PAISAGEM AMAZÔNICA
(AUTOR:WALTER SIQUEIRA – ESCRITOR CAMPISTA)
Desponta o sol. No denso verde do seringal,
Da festiva manhã da pompa tropical,
O uirapuru, feliz abrindo o bico de ouro,
Desata a voz e solta esplêndida canção,
Que da Amazônia acorda o grande coração,
Onde se encerra antigo e rútilo tesouro.
O seringueiro audaz, cantarolando, sai
Do rústico casebre e pelas brenhas vai,
Seduzido talvez por sonhos de grandeza,
Arrostando, a sorrir, cheio de amor e fé,
Os perigos fatais do imenso igarapé,
Os mistérios sem fim da bruta Natureza.
Nas águas abismais do Amazonas se vê,
Ostentando a matiz das corolas, com que
Encanta o peregrino e o bandeirante ousado,
Da áurea vitória-régia o raro resplendor,
Que exubera luz e sublima na cor,
Que palpita no som e excede no bordado.
À corte dos guarás, entrecruzando os céus,
Na volúpia do vôo, atinge quase os véus
Das nuvens de algodão dos trópicos brasíleos;
E como que atraída ao Império de Deus,
Alça mais alto e sobe em poéticos idílios.
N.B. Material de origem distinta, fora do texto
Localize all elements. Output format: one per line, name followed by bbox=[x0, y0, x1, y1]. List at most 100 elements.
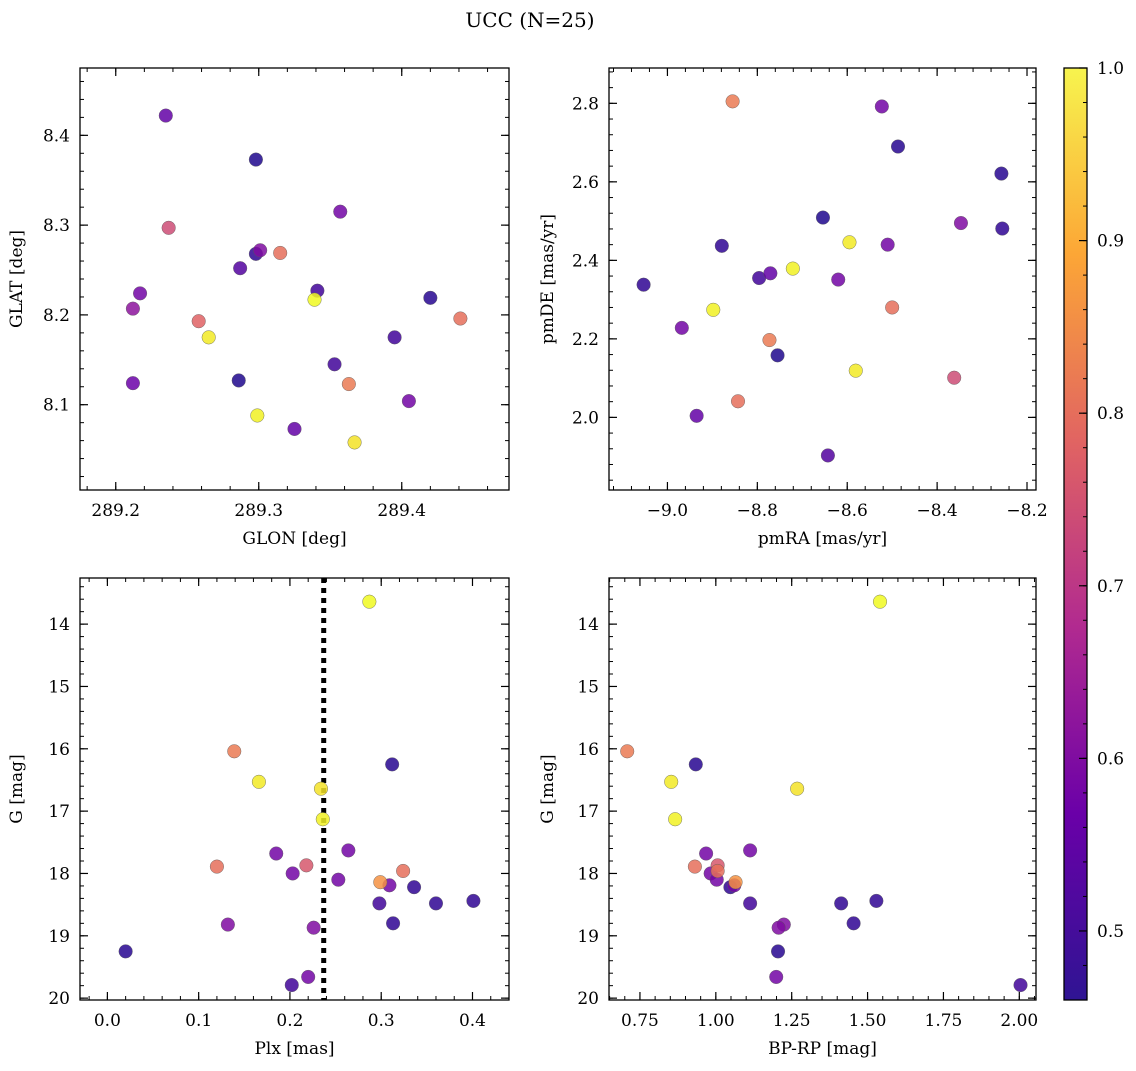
data-point bbox=[710, 863, 725, 878]
x-tick-label: −9.0 bbox=[647, 501, 688, 521]
x-tick-label: 0.2 bbox=[276, 1011, 303, 1031]
data-point bbox=[873, 594, 888, 609]
colorbar-tick-label: 0.7 bbox=[1097, 577, 1124, 597]
data-point bbox=[620, 744, 635, 759]
data-point bbox=[301, 969, 316, 984]
data-point bbox=[307, 292, 322, 307]
data-point bbox=[385, 757, 400, 772]
data-point bbox=[953, 216, 968, 231]
x-axis-label: pmRA [mas/yr] bbox=[758, 529, 887, 549]
y-tick-label: 2.0 bbox=[572, 408, 599, 428]
colorbar: 0.5 0.6 0.7 0.8 0.9 1.0 bbox=[1063, 59, 1124, 1001]
x-tick-label: 1.50 bbox=[849, 1011, 887, 1031]
x-tick-label: −8.8 bbox=[737, 501, 778, 521]
y-tick-label: 2.6 bbox=[572, 173, 599, 193]
data-point bbox=[880, 237, 895, 252]
data-point bbox=[133, 286, 148, 301]
data-point bbox=[848, 363, 863, 378]
y-tick-label: 14 bbox=[48, 615, 70, 635]
data-point bbox=[125, 376, 140, 391]
y-tick-label: 18 bbox=[577, 864, 599, 884]
data-point bbox=[466, 893, 481, 908]
data-point bbox=[341, 843, 356, 858]
y-tick-label: 20 bbox=[577, 989, 599, 1009]
data-point bbox=[664, 774, 679, 789]
x-tick-label: 1.25 bbox=[773, 1011, 811, 1031]
y-tick-label: 19 bbox=[48, 927, 70, 947]
data-point bbox=[362, 594, 377, 609]
data-point bbox=[253, 243, 268, 258]
y-axis-label: G [mag] bbox=[7, 754, 27, 823]
data-point bbox=[273, 245, 288, 260]
y-tick-label: 20 bbox=[48, 989, 70, 1009]
data-point bbox=[248, 152, 263, 167]
y-tick-label: 17 bbox=[577, 802, 599, 822]
colorbar-frame bbox=[1063, 67, 1088, 1001]
data-point bbox=[714, 238, 729, 253]
data-point bbox=[688, 757, 703, 772]
data-point bbox=[730, 394, 745, 409]
y-axis-label: G [mag] bbox=[538, 754, 558, 823]
data-point bbox=[743, 843, 758, 858]
data-point bbox=[820, 448, 835, 463]
data-point bbox=[771, 944, 786, 959]
data-point bbox=[1013, 978, 1028, 993]
data-point bbox=[846, 916, 861, 931]
plot-frame bbox=[608, 67, 1037, 491]
data-point bbox=[333, 204, 348, 219]
panel-1: 289.2 289.3 289.4 8.1 8.2 8.3 8.4 GLON [deg] GLA… bbox=[7, 67, 510, 549]
x-tick-label: 289.4 bbox=[377, 501, 426, 521]
y-tick-label: 17 bbox=[48, 802, 70, 822]
panel-2: −9.0 −8.8 −8.6 −8.4 −8.2 2.0 2.2 2.4 2.6 2.8 pmRA … bbox=[538, 67, 1048, 549]
x-tick-label: 0.4 bbox=[459, 1011, 486, 1031]
data-point bbox=[668, 812, 683, 827]
y-tick-label: 2.2 bbox=[572, 330, 599, 350]
data-point bbox=[728, 875, 743, 890]
data-point bbox=[453, 311, 468, 326]
x-tick-label: 1.75 bbox=[925, 1011, 963, 1031]
x-tick-label: 0.0 bbox=[94, 1011, 121, 1031]
data-point bbox=[313, 781, 328, 796]
data-point bbox=[771, 920, 786, 935]
plot-frame bbox=[79, 67, 510, 491]
y-tick-label: 2.8 bbox=[572, 94, 599, 114]
y-axis-label: pmDE [mas/yr] bbox=[538, 214, 558, 344]
x-tick-label: −8.2 bbox=[1006, 501, 1047, 521]
x-tick-label: 0.3 bbox=[368, 1011, 395, 1031]
data-point bbox=[891, 139, 906, 154]
data-point bbox=[687, 859, 702, 874]
data-point bbox=[401, 394, 416, 409]
data-point bbox=[125, 301, 140, 316]
data-point bbox=[227, 744, 242, 759]
x-axis-label: GLON [deg] bbox=[242, 529, 346, 549]
data-point bbox=[372, 896, 387, 911]
colorbar-tick-label: 0.5 bbox=[1097, 922, 1124, 942]
plot-frame bbox=[79, 577, 510, 1001]
figure-title: UCC (N=25) bbox=[465, 8, 594, 32]
data-point bbox=[725, 94, 740, 109]
data-point bbox=[269, 846, 284, 861]
y-tick-label: 16 bbox=[577, 740, 599, 760]
data-point bbox=[885, 300, 900, 315]
data-point bbox=[315, 812, 330, 827]
y-tick-label: 8.2 bbox=[43, 306, 70, 326]
x-tick-label: −8.6 bbox=[827, 501, 868, 521]
data-point bbox=[636, 277, 651, 292]
x-tick-label: 2.00 bbox=[1000, 1011, 1038, 1031]
y-tick-label: 15 bbox=[48, 677, 70, 697]
data-point bbox=[250, 408, 265, 423]
data-point bbox=[396, 863, 411, 878]
data-point bbox=[790, 781, 805, 796]
panel-4: 0.75 1.00 1.25 1.50 1.75 2.00 14 15 16 17 18 19 20 BP… bbox=[538, 577, 1038, 1059]
colorbar-gradient bbox=[1064, 68, 1087, 1000]
data-point bbox=[423, 290, 438, 305]
data-point bbox=[785, 261, 800, 276]
data-point bbox=[118, 944, 133, 959]
data-point bbox=[770, 348, 785, 363]
data-point bbox=[428, 896, 443, 911]
data-point bbox=[251, 774, 266, 789]
x-tick-label: 289.2 bbox=[91, 501, 140, 521]
colorbar-tick-label: 0.9 bbox=[1097, 232, 1124, 252]
data-point bbox=[347, 435, 362, 450]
Murumurus além, sacodem, sob o sol,
Que matiza de luz as bordas do arrebol,
A copa senhorial, de beleza radiosa,
E os guaranás, da flora – espécimes reais,
Falham ao soprar das brisas matinais,
Como saudando o sol que os bosques apoteosa.
Pelos igarapés, que borbulham ao luar,
Quando as canoas vão singrando devagar,
As calmas águas, há silêncio, há meio e sombra;
Apenas um voraz pirarucu,
de vez em quando surge e quebra a doce placidez
Daquela, de água, quieta e singular alfombra.
Manhã de abril. Manhã de esperança e de luz,
em que o sendal do céu brusca fulge e seduz
E a clorofila a mata amoranhada esmalta.
E seringueiro, em sua intensa faina já,
Da ínvia floresta mil troncos sangrou.
E lá Repousa agora, em paz, sob a folhagem alta...
Parece haver em tudo os anseios de Pã;
E a resina que escorre é a lágrima louçã
Que a árvore ferida, amargurada, chora,
Insensível ao sangue atroz que verte, ali,
Do tronco a cicatriz, abismando-se em si,
O seringueiro dorme e, em sonhos, se alcandora.
Serpentes a enroscar-se em vírides cipós,
Ameaçou, tremendamente, a paz dos igapós;
Pernilongos a voar por entre as glaucas folhas,
Em chusmas, vão dourar as asas no fulgar
Do sol conicular. E sente-se um rumor,
Abafado, um rumor abafado de bolhas...
É o rápido jaú, é o coruchim, que à flor
Das águas espadana, abrindo-a com pudor,
A barbatana régia, e a cauda deslumbrante.
Paisagem da Amazônia! Os tristes magurais,
As matas tropicais, os velhos muricis,
O céu cinzento, o sol esplêndido e brilhante!
O Amazonas esboça, a escabujar, veloz,
Coleios infernais, e alvíssimos lençóis
De espuma, aos tarvelins, distende pela praia,
Levando de roldão para o abismo do mar,
Tudo que à frente encontra, em seu peregrinar,
Através dos aluviões por que, a correr, se espraia!
Poesia publicada no Jornal do Comércio, 18/01/1976.